Most flying robots resemble larger helicopters or aircraft that can't risk hard collisions or catastrophic crashes. But a Swiss robot takes a different approach based on flying insects — it can survive clumsily bumping into walls and learn about its environment based on such bumps.
The idea allows the AirBurr robot to navigate within claustrophobic, cluttered conditions indoors or underground without the added sensors or complicated software "brains" needed for avoiding collisions. That could lead to faster deployment of robots in search-and-rescue operations in the aftermath of natural disasters, nuclear meltdowns or similarly dangerous scenarios.
"We believe that this new paradigm will bring flying robots out of the laboratory and allow them to tackle unstructured, cluttered environments," according to Swiss researchers in a 2012 paper for the International Conference on Complex Medical Engineering.
The Swiss researchers at École Polytechnique Fédérale de Lausanne (EPFL) have been testing the AirBurr robot — a hovering drone that resembles a computer's electronic innards stuffed inside a bullet-shaped carbon fiber cage.
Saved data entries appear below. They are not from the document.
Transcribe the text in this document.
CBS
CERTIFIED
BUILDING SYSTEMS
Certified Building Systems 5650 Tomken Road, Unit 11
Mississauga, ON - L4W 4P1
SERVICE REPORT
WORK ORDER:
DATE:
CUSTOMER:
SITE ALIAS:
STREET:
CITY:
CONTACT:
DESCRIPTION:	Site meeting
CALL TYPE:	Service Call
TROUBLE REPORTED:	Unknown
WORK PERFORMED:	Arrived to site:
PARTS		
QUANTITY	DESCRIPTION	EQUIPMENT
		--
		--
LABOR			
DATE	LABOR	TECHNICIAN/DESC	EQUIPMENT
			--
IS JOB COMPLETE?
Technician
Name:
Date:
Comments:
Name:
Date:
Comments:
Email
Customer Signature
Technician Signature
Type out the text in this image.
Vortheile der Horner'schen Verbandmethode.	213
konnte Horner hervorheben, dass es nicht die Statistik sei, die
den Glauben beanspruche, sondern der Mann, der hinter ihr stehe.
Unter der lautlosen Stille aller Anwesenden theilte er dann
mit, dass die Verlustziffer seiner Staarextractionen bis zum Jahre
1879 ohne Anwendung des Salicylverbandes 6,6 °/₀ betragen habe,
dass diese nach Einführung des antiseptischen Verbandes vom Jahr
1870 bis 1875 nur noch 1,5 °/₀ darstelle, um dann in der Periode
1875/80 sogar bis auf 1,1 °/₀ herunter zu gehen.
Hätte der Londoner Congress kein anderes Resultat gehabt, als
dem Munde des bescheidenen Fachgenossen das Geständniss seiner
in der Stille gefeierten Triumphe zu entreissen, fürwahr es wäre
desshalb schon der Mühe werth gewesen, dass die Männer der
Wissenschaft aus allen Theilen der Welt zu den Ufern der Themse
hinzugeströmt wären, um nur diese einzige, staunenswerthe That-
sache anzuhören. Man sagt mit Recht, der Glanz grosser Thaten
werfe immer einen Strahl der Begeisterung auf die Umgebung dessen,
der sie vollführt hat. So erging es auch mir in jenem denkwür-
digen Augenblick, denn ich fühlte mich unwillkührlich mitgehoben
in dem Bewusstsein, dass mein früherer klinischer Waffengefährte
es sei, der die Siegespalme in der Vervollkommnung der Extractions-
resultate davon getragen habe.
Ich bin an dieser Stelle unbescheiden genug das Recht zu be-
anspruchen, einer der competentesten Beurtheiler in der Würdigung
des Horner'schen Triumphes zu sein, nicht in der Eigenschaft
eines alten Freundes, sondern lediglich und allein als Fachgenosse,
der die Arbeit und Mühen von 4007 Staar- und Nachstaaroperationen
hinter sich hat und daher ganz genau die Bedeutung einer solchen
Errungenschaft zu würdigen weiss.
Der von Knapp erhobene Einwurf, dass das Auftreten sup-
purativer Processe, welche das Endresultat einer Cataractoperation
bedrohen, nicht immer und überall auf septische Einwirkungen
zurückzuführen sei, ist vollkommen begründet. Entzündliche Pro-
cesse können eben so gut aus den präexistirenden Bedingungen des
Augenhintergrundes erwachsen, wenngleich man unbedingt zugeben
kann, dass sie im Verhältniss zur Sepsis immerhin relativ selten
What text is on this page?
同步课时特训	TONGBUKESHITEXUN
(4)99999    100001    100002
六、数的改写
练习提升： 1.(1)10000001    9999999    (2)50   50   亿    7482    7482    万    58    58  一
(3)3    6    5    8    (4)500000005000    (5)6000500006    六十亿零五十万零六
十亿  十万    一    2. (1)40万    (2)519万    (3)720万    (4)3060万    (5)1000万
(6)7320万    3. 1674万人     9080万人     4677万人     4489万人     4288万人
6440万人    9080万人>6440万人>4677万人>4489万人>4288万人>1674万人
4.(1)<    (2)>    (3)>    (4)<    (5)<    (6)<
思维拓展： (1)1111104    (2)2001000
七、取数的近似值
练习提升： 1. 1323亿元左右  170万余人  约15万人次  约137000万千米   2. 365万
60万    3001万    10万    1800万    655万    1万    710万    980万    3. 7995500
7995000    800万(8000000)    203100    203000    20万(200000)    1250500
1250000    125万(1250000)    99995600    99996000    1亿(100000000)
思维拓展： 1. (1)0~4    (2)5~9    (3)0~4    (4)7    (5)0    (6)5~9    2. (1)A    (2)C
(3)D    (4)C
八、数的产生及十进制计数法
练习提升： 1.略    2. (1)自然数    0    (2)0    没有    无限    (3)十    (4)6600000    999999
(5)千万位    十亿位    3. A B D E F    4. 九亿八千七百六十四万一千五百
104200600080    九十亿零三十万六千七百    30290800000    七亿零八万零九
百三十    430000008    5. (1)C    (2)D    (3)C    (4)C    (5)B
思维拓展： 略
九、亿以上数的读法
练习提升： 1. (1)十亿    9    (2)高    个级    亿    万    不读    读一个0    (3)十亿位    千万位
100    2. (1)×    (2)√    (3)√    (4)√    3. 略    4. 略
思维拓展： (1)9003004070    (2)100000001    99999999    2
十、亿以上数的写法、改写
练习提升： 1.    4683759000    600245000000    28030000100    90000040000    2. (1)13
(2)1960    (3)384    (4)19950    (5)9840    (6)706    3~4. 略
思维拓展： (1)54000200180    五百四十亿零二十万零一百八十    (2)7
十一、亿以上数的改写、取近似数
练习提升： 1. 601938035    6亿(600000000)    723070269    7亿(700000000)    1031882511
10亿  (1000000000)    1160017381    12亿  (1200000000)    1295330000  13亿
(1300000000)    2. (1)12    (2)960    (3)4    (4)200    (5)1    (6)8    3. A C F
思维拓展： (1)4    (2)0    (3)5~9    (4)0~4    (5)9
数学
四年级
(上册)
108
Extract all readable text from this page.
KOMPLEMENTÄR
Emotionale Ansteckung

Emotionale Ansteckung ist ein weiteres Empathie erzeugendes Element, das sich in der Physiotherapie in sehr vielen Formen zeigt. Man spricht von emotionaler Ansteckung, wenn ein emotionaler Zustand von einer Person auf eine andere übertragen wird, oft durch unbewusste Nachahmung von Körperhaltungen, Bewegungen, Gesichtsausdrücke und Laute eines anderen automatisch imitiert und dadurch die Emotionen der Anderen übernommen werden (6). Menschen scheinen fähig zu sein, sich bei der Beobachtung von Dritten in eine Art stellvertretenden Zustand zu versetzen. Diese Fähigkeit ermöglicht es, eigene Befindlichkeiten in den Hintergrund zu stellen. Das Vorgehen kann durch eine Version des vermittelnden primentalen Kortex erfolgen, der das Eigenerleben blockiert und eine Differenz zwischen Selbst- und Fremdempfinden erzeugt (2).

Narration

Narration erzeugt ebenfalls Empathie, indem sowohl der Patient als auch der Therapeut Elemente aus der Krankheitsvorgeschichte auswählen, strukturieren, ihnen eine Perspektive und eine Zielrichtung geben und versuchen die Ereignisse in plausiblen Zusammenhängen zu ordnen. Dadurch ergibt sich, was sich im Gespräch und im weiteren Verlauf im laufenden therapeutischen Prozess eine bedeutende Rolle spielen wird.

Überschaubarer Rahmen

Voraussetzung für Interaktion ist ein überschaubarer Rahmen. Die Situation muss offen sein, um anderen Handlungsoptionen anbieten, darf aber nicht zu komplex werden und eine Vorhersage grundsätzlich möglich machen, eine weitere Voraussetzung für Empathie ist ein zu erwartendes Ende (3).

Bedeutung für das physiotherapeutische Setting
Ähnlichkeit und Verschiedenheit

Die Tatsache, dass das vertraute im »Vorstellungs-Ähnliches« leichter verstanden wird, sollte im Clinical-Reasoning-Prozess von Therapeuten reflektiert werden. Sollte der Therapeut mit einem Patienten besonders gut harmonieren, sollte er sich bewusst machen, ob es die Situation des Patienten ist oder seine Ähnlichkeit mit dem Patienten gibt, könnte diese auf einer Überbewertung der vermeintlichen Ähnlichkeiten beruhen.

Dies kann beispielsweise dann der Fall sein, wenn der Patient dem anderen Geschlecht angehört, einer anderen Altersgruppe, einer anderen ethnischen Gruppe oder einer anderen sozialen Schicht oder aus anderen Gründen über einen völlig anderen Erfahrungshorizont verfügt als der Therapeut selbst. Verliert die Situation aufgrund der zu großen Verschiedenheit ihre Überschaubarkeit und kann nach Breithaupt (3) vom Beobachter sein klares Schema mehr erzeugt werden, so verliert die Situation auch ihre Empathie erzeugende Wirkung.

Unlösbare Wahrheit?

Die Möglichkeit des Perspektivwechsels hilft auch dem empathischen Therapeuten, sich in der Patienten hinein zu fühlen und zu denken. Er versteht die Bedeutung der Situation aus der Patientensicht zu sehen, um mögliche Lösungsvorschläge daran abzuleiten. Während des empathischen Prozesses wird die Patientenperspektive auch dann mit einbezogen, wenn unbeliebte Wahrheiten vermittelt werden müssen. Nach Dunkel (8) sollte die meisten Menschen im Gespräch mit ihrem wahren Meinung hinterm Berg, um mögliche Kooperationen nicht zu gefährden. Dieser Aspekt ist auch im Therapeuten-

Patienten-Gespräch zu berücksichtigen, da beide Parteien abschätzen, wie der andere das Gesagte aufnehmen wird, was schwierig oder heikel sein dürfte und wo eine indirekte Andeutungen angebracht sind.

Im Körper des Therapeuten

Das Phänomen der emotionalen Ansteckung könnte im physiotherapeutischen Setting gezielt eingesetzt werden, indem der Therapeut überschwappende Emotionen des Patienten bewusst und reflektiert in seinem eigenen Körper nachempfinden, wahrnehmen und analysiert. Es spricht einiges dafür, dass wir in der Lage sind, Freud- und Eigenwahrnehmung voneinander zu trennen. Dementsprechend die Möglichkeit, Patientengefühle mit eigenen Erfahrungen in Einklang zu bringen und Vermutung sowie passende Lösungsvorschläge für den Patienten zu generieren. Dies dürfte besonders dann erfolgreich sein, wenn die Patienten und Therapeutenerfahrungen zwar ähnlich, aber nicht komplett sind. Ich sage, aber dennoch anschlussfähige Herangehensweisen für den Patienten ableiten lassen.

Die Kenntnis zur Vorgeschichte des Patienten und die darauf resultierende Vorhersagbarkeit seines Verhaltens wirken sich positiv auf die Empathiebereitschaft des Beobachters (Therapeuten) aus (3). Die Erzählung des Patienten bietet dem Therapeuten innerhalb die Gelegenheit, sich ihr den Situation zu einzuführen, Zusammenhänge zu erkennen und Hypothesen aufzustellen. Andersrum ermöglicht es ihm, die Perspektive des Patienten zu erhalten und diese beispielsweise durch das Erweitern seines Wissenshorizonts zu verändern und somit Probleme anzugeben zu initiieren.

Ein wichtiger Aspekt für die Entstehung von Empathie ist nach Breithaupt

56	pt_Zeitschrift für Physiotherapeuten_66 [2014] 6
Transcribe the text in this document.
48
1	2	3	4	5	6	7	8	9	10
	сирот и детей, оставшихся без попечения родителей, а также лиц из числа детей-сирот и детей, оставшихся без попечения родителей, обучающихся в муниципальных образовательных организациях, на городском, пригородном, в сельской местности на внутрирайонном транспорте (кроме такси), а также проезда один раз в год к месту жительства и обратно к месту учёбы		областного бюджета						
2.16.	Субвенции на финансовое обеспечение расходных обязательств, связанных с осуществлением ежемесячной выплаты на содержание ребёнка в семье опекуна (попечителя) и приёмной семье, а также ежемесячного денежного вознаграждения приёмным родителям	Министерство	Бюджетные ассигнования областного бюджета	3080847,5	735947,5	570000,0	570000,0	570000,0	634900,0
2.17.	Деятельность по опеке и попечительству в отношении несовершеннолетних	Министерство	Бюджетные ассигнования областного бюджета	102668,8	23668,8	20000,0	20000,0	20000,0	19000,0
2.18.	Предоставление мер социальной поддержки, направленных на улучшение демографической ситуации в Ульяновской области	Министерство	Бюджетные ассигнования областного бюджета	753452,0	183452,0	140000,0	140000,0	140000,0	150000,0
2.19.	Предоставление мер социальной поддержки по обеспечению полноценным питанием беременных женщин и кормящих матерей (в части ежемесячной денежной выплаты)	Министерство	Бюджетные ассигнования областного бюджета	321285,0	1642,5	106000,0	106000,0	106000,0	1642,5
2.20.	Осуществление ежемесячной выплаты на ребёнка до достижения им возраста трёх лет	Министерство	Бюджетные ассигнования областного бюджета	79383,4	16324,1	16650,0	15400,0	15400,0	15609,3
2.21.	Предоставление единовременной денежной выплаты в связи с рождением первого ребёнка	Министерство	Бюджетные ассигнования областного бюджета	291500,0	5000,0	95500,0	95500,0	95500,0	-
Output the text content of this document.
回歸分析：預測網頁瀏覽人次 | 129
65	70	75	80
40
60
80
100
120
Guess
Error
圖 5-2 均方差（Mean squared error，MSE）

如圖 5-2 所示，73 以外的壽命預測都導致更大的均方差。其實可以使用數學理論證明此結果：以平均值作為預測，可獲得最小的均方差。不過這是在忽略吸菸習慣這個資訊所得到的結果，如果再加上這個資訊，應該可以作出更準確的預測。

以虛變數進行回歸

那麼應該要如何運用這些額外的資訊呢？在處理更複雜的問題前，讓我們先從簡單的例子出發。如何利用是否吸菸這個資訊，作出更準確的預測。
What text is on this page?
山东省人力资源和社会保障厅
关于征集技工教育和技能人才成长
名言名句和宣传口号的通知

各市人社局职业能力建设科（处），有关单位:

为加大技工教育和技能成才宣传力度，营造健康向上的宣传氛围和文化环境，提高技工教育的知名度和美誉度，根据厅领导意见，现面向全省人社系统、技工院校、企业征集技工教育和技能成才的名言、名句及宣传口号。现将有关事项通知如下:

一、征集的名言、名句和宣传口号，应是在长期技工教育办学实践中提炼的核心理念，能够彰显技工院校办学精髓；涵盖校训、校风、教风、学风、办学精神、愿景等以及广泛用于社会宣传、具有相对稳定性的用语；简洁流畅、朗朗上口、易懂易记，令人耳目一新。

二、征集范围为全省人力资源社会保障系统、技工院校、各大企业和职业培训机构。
The lightweight, flexible cage allows the robot to protect its rotors and electronic guts, as well as mimic the way that insects survive collisions with windows or walls.
Four carbon-fiber legs tucked inside the robot can also extend to help it get back on its feet after colliding and falling from the air.
The ability to actively bump around unfamiliar environments means that AirBurr could navigate even with the loss of GPS indoors or underground. Having cheap swarms of such robots may prove the path forward for making robots ready for the real world.